Keeping small businesses afloat and workers employed were vitally important goals for policymakers’ economic response to Covid-19, and the PPP could have helped the country meet them. But, by design, it was problematic from the very beginning. Instead of offering direct support to businesses, Congress chose to run the program through banks and offered banks bigger fees for issuing bigger loans, even though the loans were all fully backed by the government and effectively risk-free.
As a result, businesses that had strong relationships with banks had easier access, and banks had a strong financial incentive to move businesses seeking bigger loans to the front of the line. Black and Brown business owners, who are less likely to have strong banking ties and more likely to operate smaller businesses seeking smaller loans due to structural racism, were disadvantaged. According to one survey, just 12% of Black and Brown business owners who applied for PPP loans received them.
The PPP undoubtedly helped, but given the scale of the economic crisis today, Congress could and should have chosen a more effective alternative. Though the job market has made big strides in recent months, more than 20 million jobs were lost in April alone, the unemployment rate remains in the double digits and Black unemployment is even higher than the overall unemployment rate. Researchers estimate that 100,000 small businesses have shuttered permanently – and given that the financial suffering caused by Covid-19 is not nearly over, these numbers seem likely to climb higher.
While people might be caught up scrutinizing who exactly benefited from PPP loans, it is far more important to focus on how we can address the very real challenges still threatening workers and small businesses. The country’s economy already suffers from dangerous levels of monopoly power that drive up prices, hurt workers and inhibit innovation and growth.
Widespread closure of small businesses would only further increase corporate consolidation. With virus cases surging again in many parts of the country – threatening to put a stop to efforts to “reopen” the economy – Congress must rebound from the flawed approach embodied by the PPP and provide additional support to small businesses and their workers, and fast.
To do this, the government should step in and directly take over payroll obligations for companies that have been hard hit by our current economic crisis. By expanding existing tax credits that offer companies support for their payroll obligations, Congress can quickly provide hard-hit small businesses with funds to retain and rehire their workers.
By operating through the tax system, such proposals will provide relief to every company that needs it and ensure that government support is used to keep people employed. This should be paired with continued support for expanded unemployment insurance to ensure that workers get support regardless of their employers’ decisions.

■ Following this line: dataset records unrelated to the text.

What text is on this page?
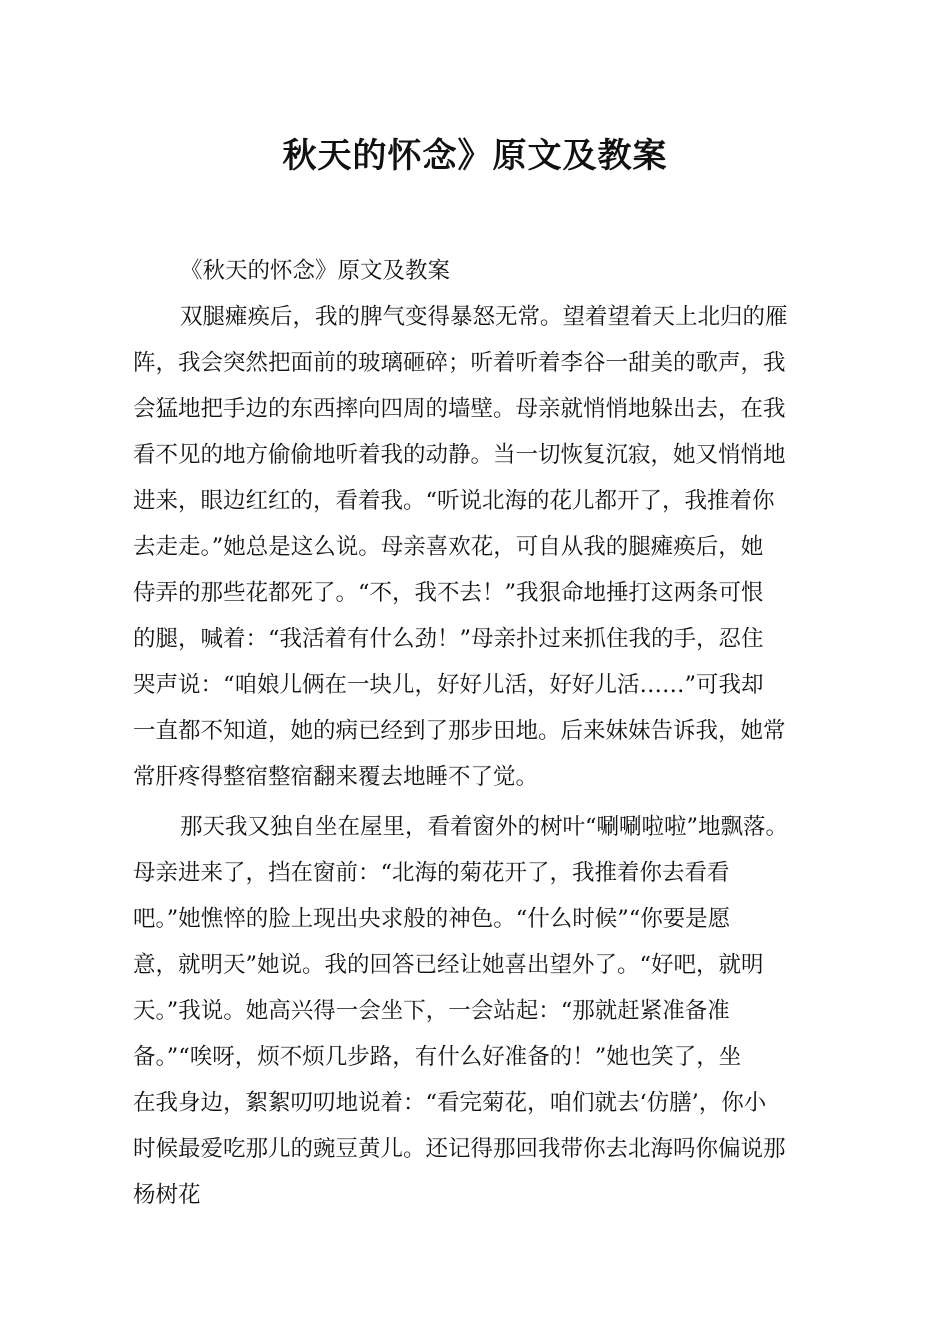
秋天的怀念》原文及教案
《秋天的怀念》原文及教案
双腿瘫痪后，我的脾气变得暴怒无常。望着望着天上北归的雁
阵，我会突然把面前的玻璃砸碎；听着听着李谷一甜美的歌声，我
会猛地把手边的东西摔向四周的墙壁。母亲就悄悄地躲出去，在我
看不见的地方偷偷地听着我的动静。当一切恢复沉寂，她又悄悄地
进来，眼边红红的，看着我。“听说北海的花儿都开了，我推着你
去走走。”她总是这么说。母亲喜欢花，可自从我的腿瘫痪后，她
侍弄的那些花都死了。“不，我不去！”我狠命地捶打这两条可恨
的腿，喊着：“我活着有什么劲！”母亲扑过来抓住我的手，忍住
哭声说：“咱娘儿俩在一块儿，好好儿活，好好儿活……”可我却
一直都不知道，她的病已经到了那步田地。后来妹妹告诉我，她常
常肝疼得整宿整宿翻来覆去地睡不了觉。
那天我又独自坐在屋里，看着窗外的树叶“唰唰啦啦”地飘落。
母亲进来了，挡在窗前：“北海的菊花开了，我推着你去看看
吧。”她憔悴的脸上现出央求般的神色。“什么时候”“你要是愿
意，就明天”她说。我的回答已经让她喜出望外了。“好吧，就明
天。”我说。她高兴得一会坐下，一会站起：“那就赶紧准备准
备。”“唉呀，烦不烦几步路，有什么好准备的！”她也笑了，坐
在我身边，絮絮叨叨地说着：“看完菊花，咱们就去‘仿膳’，你小
时候最爱吃那儿的豌豆黄儿。还记得那回我带你去北海吗你偏说那
杨树花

Second, we should provide specific, targeted grants to Black- and Latinx-owned small businesses, which have done particularly poorly with PPP. Finally, we should provide grants (or, at worst, low-interest loans) to small businesses to help cover non-payroll costs, like rent, that might be driving them out of business.
We can improve upon the PPP and stop thousands of small businesses from failing and millions more workers from being left behind. That – not the latest celebrity brand getting PPP funds – should be Congress’ focus in the weeks ahead.